Didn’t the German language make its international mark a long time ago with Goethe, Kant and Co.? Is there any room for modernity -- or global thinking? Those behind the "McDeutsch" project want to find out.
The McDonaldisation of German?
Anglicisms, spelling reform and falling tests scores in schools -- all of these bugbears come up when Germans discuss the significance of their language. However, the German language is not only under influence but, increasingly, it is also making an impact of its own beyond the German borders.
A few months ago, the online magazine Berliner Gazette spearheaded a new project they called McDeutsch, or "McGerman." Around 50 cultural experts based both in Germany and abroad hope to contribute to the national debate and create a global perspective. At a symposium in Berlin on Dec. 15, they'll delve more deeply into the matter.
"German is not only spoken in Germany, Austria and Switzerland," says Krystian Woznicki, the project's artistic director, who called the German language an export hit on a global level.
The linguistic process of globalization does not mean that the language imposes itself everywhere like McDonalds, as some say, but that "it spreads in different ways and at the same time also takes in the world in different ways," added Woznicki.
Back to colonialism
Children try to get their heads around the new spelling reforms
The language-globalization project has selected two experts from America and two from Africa.

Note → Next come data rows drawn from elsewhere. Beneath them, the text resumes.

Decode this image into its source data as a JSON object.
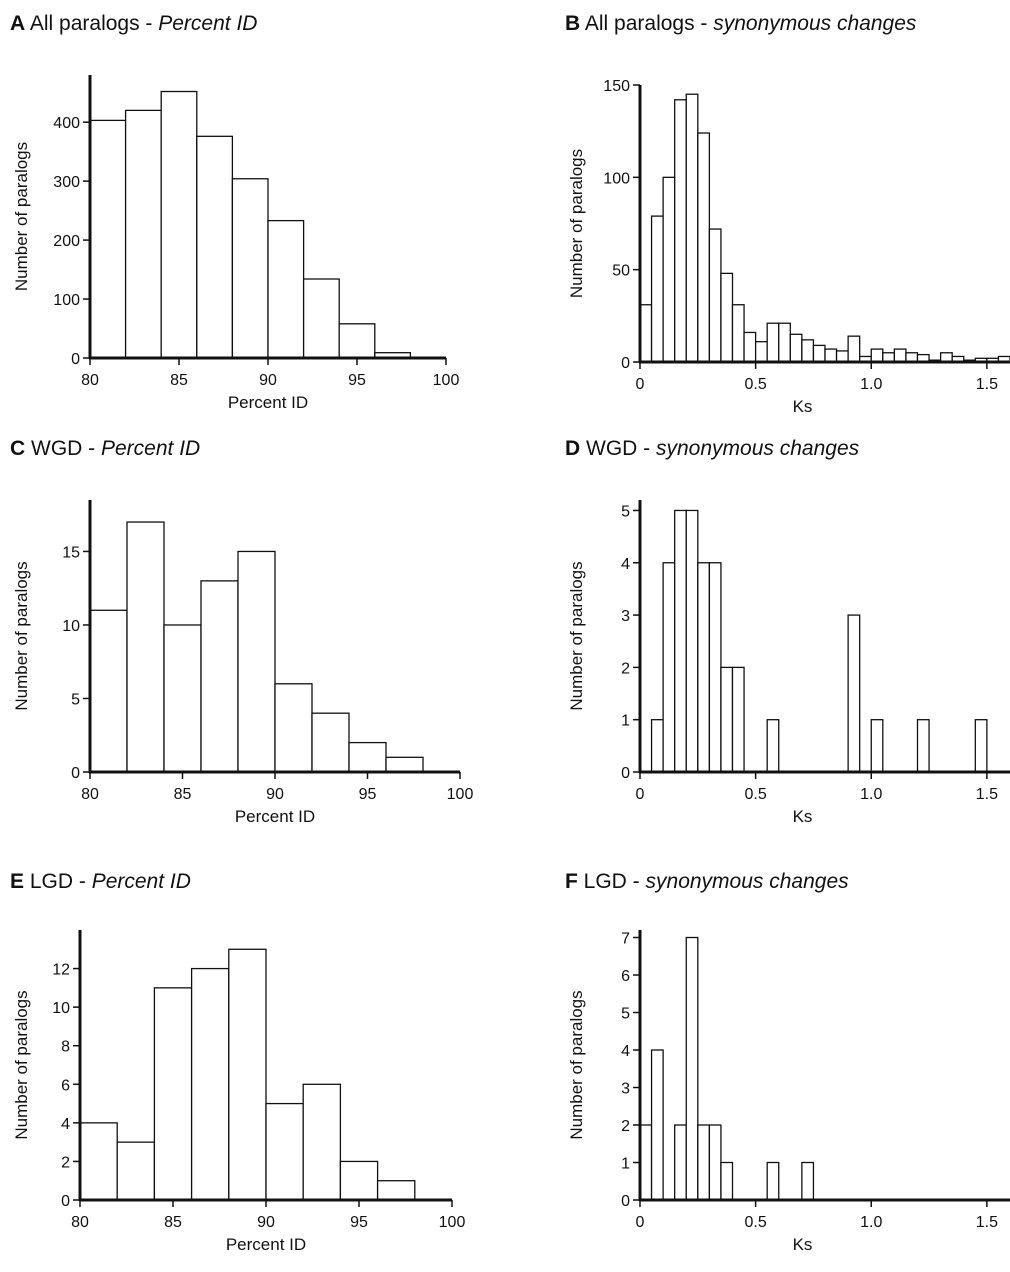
{
  "chart_data": [
    {
      "id": "A",
      "type": "bar",
      "title": {
        "letter": "A",
        "main": "All paralogs - ",
        "italic": "Percent ID"
      },
      "xlabel": "Percent ID",
      "ylabel": "Number of paralogs",
      "xlim": [
        80,
        100
      ],
      "ylim": [
        0,
        480
      ],
      "xticks": [
        80,
        85,
        90,
        95,
        100
      ],
      "yticks": [
        0,
        100,
        200,
        300,
        400
      ],
      "bin_width": 2,
      "bins": [
        {
          "x0": 80,
          "x1": 82,
          "value": 403
        },
        {
          "x0": 82,
          "x1": 84,
          "value": 420
        },
        {
          "x0": 84,
          "x1": 86,
          "value": 452
        },
        {
          "x0": 86,
          "x1": 88,
          "value": 376
        },
        {
          "x0": 88,
          "x1": 90,
          "value": 304
        },
        {
          "x0": 90,
          "x1": 92,
          "value": 233
        },
        {
          "x0": 92,
          "x1": 94,
          "value": 134
        },
        {
          "x0": 94,
          "x1": 96,
          "value": 58
        },
        {
          "x0": 96,
          "x1": 98,
          "value": 9
        }
      ]
    },
    {
      "id": "B",
      "type": "bar",
      "title": {
        "letter": "B",
        "main": "All paralogs - ",
        "italic": "synonymous changes"
      },
      "xlabel": "Ks",
      "ylabel": "Number of paralogs",
      "xlim": [
        0,
        1.6
      ],
      "ylim": [
        0,
        150
      ],
      "xticks": [
        0,
        0.5,
        1.0,
        1.5
      ],
      "xtick_labels": [
        "0",
        "0.5",
        "1.0",
        "1.5"
      ],
      "yticks": [
        0,
        50,
        100,
        150
      ],
      "bins": [
        {
          "x0": 0.0,
          "x1": 0.05,
          "value": 31
        },
        {
          "x0": 0.05,
          "x1": 0.1,
          "value": 79
        },
        {
          "x0": 0.1,
          "x1": 0.15,
          "value": 100
        },
        {
          "x0": 0.15,
          "x1": 0.2,
          "value": 142
        },
        {
          "x0": 0.2,
          "x1": 0.25,
          "value": 145
        },
        {
          "x0": 0.25,
          "x1": 0.3,
          "value": 124
        },
        {
          "x0": 0.3,
          "x1": 0.35,
          "value": 72
        },
        {
          "x0": 0.35,
          "x1": 0.4,
          "value": 48
        },
        {
          "x0": 0.4,
          "x1": 0.45,
          "value": 31
        },
        {
          "x0": 0.45,
          "x1": 0.5,
          "value": 16
        },
        {
          "x0": 0.5,
          "x1": 0.55,
          "value": 11
        },
        {
          "x0": 0.55,
          "x1": 0.6,
          "value": 21
        },
        {
          "x0": 0.6,
          "x1": 0.65,
          "value": 21
        },
        {
          "x0": 0.65,
          "x1": 0.7,
          "value": 15
        },
        {
          "x0": 0.7,
          "x1": 0.75,
          "value": 12
        },
        {
          "x0": 0.75,
          "x1": 0.8,
          "value": 9
        },
        {
          "x0": 0.8,
          "x1": 0.85,
          "value": 7
        },
        {
          "x0": 0.85,
          "x1": 0.9,
          "value": 6
        },
        {
          "x0": 0.9,
          "x1": 0.95,
          "value": 14
        },
        {
          "x0": 0.95,
          "x1": 1.0,
          "value": 3
        },
        {
          "x0": 1.0,
          "x1": 1.05,
          "value": 7
        },
        {
          "x0": 1.05,
          "x1": 1.1,
          "value": 5
        },
        {
          "x0": 1.1,
          "x1": 1.15,
          "value": 7
        },
        {
          "x0": 1.15,
          "x1": 1.2,
          "value": 5
        },
        {
          "x0": 1.2,
          "x1": 1.25,
          "value": 4
        },
        {
          "x0": 1.25,
          "x1": 1.3,
          "value": 1
        },
        {
          "x0": 1.3,
          "x1": 1.35,
          "value": 5
        },
        {
          "x0": 1.35,
          "x1": 1.4,
          "value": 3
        },
        {
          "x0": 1.4,
          "x1": 1.45,
          "value": 1
        },
        {
          "x0": 1.45,
          "x1": 1.5,
          "value": 2
        },
        {
          "x0": 1.5,
          "x1": 1.55,
          "value": 2
        },
        {
          "x0": 1.55,
          "x1": 1.6,
          "value": 3
        }
      ]
    },
    {
      "id": "C",
      "type": "bar",
      "title": {
        "letter": "C",
        "main": "WGD - ",
        "italic": "Percent ID"
      },
      "xlabel": "Percent ID",
      "ylabel": "Number of paralogs",
      "xlim": [
        80,
        100
      ],
      "ylim": [
        0,
        18.5
      ],
      "xticks": [
        80,
        85,
        90,
        95,
        100
      ],
      "yticks": [
        0,
        5,
        10,
        15
      ],
      "bins": [
        {
          "x0": 80,
          "x1": 82,
          "value": 11
        },
        {
          "x0": 82,
          "x1": 84,
          "value": 17
        },
        {
          "x0": 84,
          "x1": 86,
          "value": 10
        },
        {
          "x0": 86,
          "x1": 88,
          "value": 13
        },
        {
          "x0": 88,
          "x1": 90,
          "value": 15
        },
        {
          "x0": 90,
          "x1": 92,
          "value": 6
        },
        {
          "x0": 92,
          "x1": 94,
          "value": 4
        },
        {
          "x0": 94,
          "x1": 96,
          "value": 2
        },
        {
          "x0": 96,
          "x1": 98,
          "value": 1
        }
      ]
    },
    {
      "id": "D",
      "type": "bar",
      "title": {
        "letter": "D",
        "main": "WGD - ",
        "italic": "synonymous changes"
      },
      "xlabel": "Ks",
      "ylabel": "Number of paralogs",
      "xlim": [
        0,
        1.6
      ],
      "ylim": [
        0,
        5.2
      ],
      "xticks": [
        0,
        0.5,
        1.0,
        1.5
      ],
      "xtick_labels": [
        "0",
        "0.5",
        "1.0",
        "1.5"
      ],
      "yticks": [
        0,
        1,
        2,
        3,
        4,
        5
      ],
      "bins": [
        {
          "x0": 0.05,
          "x1": 0.1,
          "value": 1
        },
        {
          "x0": 0.1,
          "x1": 0.15,
          "value": 4
        },
        {
          "x0": 0.15,
          "x1": 0.2,
          "value": 5
        },
        {
          "x0": 0.2,
          "x1": 0.25,
          "value": 5
        },
        {
          "x0": 0.25,
          "x1": 0.3,
          "value": 4
        },
        {
          "x0": 0.3,
          "x1": 0.35,
          "value": 4
        },
        {
          "x0": 0.35,
          "x1": 0.4,
          "value": 2
        },
        {
          "x0": 0.4,
          "x1": 0.45,
          "value": 2
        },
        {
          "x0": 0.55,
          "x1": 0.6,
          "value": 1
        },
        {
          "x0": 0.9,
          "x1": 0.95,
          "value": 3
        },
        {
          "x0": 1.0,
          "x1": 1.05,
          "value": 1
        },
        {
          "x0": 1.2,
          "x1": 1.25,
          "value": 1
        },
        {
          "x0": 1.45,
          "x1": 1.5,
          "value": 1
        }
      ]
    },
    {
      "id": "E",
      "type": "bar",
      "title": {
        "letter": "E",
        "main": "LGD - ",
        "italic": "Percent ID"
      },
      "xlabel": "Percent ID",
      "ylabel": "Number of paralogs",
      "xlim": [
        80,
        100
      ],
      "ylim": [
        0,
        14
      ],
      "xticks": [
        80,
        85,
        90,
        95,
        100
      ],
      "yticks": [
        0,
        2,
        4,
        6,
        8,
        10,
        12
      ],
      "bins": [
        {
          "x0": 80,
          "x1": 82,
          "value": 4
        },
        {
          "x0": 82,
          "x1": 84,
          "value": 3
        },
        {
          "x0": 84,
          "x1": 86,
          "value": 11
        },
        {
          "x0": 86,
          "x1": 88,
          "value": 12
        },
        {
          "x0": 88,
          "x1": 90,
          "value": 13
        },
        {
          "x0": 90,
          "x1": 92,
          "value": 5
        },
        {
          "x0": 92,
          "x1": 94,
          "value": 6
        },
        {
          "x0": 94,
          "x1": 96,
          "value": 2
        },
        {
          "x0": 96,
          "x1": 98,
          "value": 1
        }
      ]
    },
    {
      "id": "F",
      "type": "bar",
      "title": {
        "letter": "F",
        "main": "LGD - ",
        "italic": "synonymous changes"
      },
      "xlabel": "Ks",
      "ylabel": "Number of paralogs",
      "xlim": [
        0,
        1.6
      ],
      "ylim": [
        0,
        7.2
      ],
      "xticks": [
        0,
        0.5,
        1.0,
        1.5
      ],
      "xtick_labels": [
        "0",
        "0.5",
        "1.0",
        "1.5"
      ],
      "yticks": [
        0,
        1,
        2,
        3,
        4,
        5,
        6,
        7
      ],
      "bins": [
        {
          "x0": 0.0,
          "x1": 0.05,
          "value": 2
        },
        {
          "x0": 0.05,
          "x1": 0.1,
          "value": 4
        },
        {
          "x0": 0.15,
          "x1": 0.2,
          "value": 2
        },
        {
          "x0": 0.2,
          "x1": 0.25,
          "value": 7
        },
        {
          "x0": 0.25,
          "x1": 0.3,
          "value": 2
        },
        {
          "x0": 0.3,
          "x1": 0.35,
          "value": 2
        },
        {
          "x0": 0.35,
          "x1": 0.4,
          "value": 1
        },
        {
          "x0": 0.55,
          "x1": 0.6,
          "value": 1
        },
        {
          "x0": 0.7,
          "x1": 0.75,
          "value": 1
        }
      ]
    }
  ]
}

The biggest German immigration waves took place in the US and Germany had its most significant colonies in Africa, said Woznicki, and the influences can still be felt today.

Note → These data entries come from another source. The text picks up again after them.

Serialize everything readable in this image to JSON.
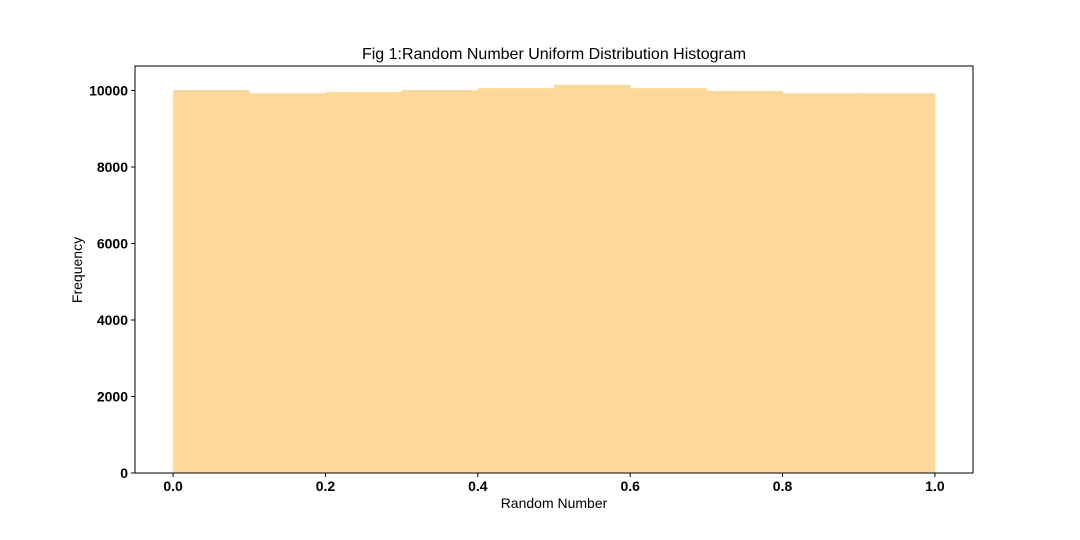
{
  "chart_data": {
    "type": "bar",
    "title": "Fig 1:Random Number Uniform Distribution Histogram",
    "xlabel": "Random Number",
    "ylabel": "Frequency",
    "xlim": [
      -0.05,
      1.05
    ],
    "ylim": [
      0,
      10640
    ],
    "xticks": [
      0.0,
      0.2,
      0.4,
      0.6,
      0.8,
      1.0
    ],
    "xtick_labels": [
      "0.0",
      "0.2",
      "0.4",
      "0.6",
      "0.8",
      "1.0"
    ],
    "yticks": [
      0,
      2000,
      4000,
      6000,
      8000,
      10000
    ],
    "ytick_labels": [
      "0",
      "2000",
      "4000",
      "6000",
      "8000",
      "10000"
    ],
    "bin_edges": [
      0.0,
      0.1,
      0.2,
      0.3,
      0.4,
      0.5,
      0.6,
      0.7,
      0.8,
      0.9,
      1.0
    ],
    "values": [
      10010,
      9930,
      9960,
      10010,
      10060,
      10150,
      10060,
      9990,
      9930,
      9930
    ],
    "bar_color": "#fcd99a",
    "grid": false,
    "legend": false
  }
}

"For many people in the former German colonies, German is very highly-valued," said the director of Togo's Goethe Institute, Herwig Kempf. "Many Togolese or Cameroonians associate the German language with nostalgia for the past, for the good old German colonial times."
Actively, German tends to be used principally at universities by people who intend to study or work in Germany.
German roots in America
The Steuben-Parade - A German tradition in New York
As for the US, some 50 million Americans are of German origin. Only the English and Irish have more descendents in the US.

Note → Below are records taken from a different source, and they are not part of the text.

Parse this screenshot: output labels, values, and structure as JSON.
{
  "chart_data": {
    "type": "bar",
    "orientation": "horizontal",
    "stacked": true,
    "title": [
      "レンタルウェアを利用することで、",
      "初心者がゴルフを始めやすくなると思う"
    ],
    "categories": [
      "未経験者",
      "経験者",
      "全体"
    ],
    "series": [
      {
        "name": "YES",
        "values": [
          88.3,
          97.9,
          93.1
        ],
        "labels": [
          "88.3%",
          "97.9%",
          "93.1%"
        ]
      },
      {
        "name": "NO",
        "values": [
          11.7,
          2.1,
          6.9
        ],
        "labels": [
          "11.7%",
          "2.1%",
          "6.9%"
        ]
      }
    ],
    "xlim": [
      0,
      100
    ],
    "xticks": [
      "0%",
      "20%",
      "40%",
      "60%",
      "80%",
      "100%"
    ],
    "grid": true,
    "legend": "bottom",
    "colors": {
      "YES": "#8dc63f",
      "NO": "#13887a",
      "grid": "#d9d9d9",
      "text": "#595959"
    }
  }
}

Although most Americans with German ancestors don't speak or understand German, many have kept a connection with their roots.
"We have many "heritage speakers," especially here in the Midwest -- that is, students whose families have German roots," says Yasemin Yildiz, junior professor at the University of Illinois.
The 37-year-old German scholar was born in Turkey and grew up in Bremen in northern Germany. For her, the globalization of a language simply means that it changes. Within Germany itself this is a process that many still perceive as worrying.
"The feeling is that the German language is being threatened and has to be rescued, instead of it being perceived as a living entity which changes and is dynamic," she says.
Pragmatic means of communication
German hip-hop musicians lend modernity to the language of Goethe
But what does it mean for a language to pick up on influences?
"These are challenges which speakers have to set themselves," says Afro-German rapper and linguist Kofi Yakpo. He has often come across the prejudice that people who are not white can't master the German language.
But in Germany every sixth person is of immigrant origin, so German can no longer be linked with ethnic identity.
"The German language is transforming itself from a national symbol that provides an identity to the white, non-migrant majority into a pragmatic means of communication, and thus a modern definition of nation," says Yakpo.
German will never be as big of an export hit as English, but the project is not about comparing the two, rather about showing that other languages are also spreading past their national borders.
"It would be unfair and boring only to have English as an example of language globalization," said Woznicki.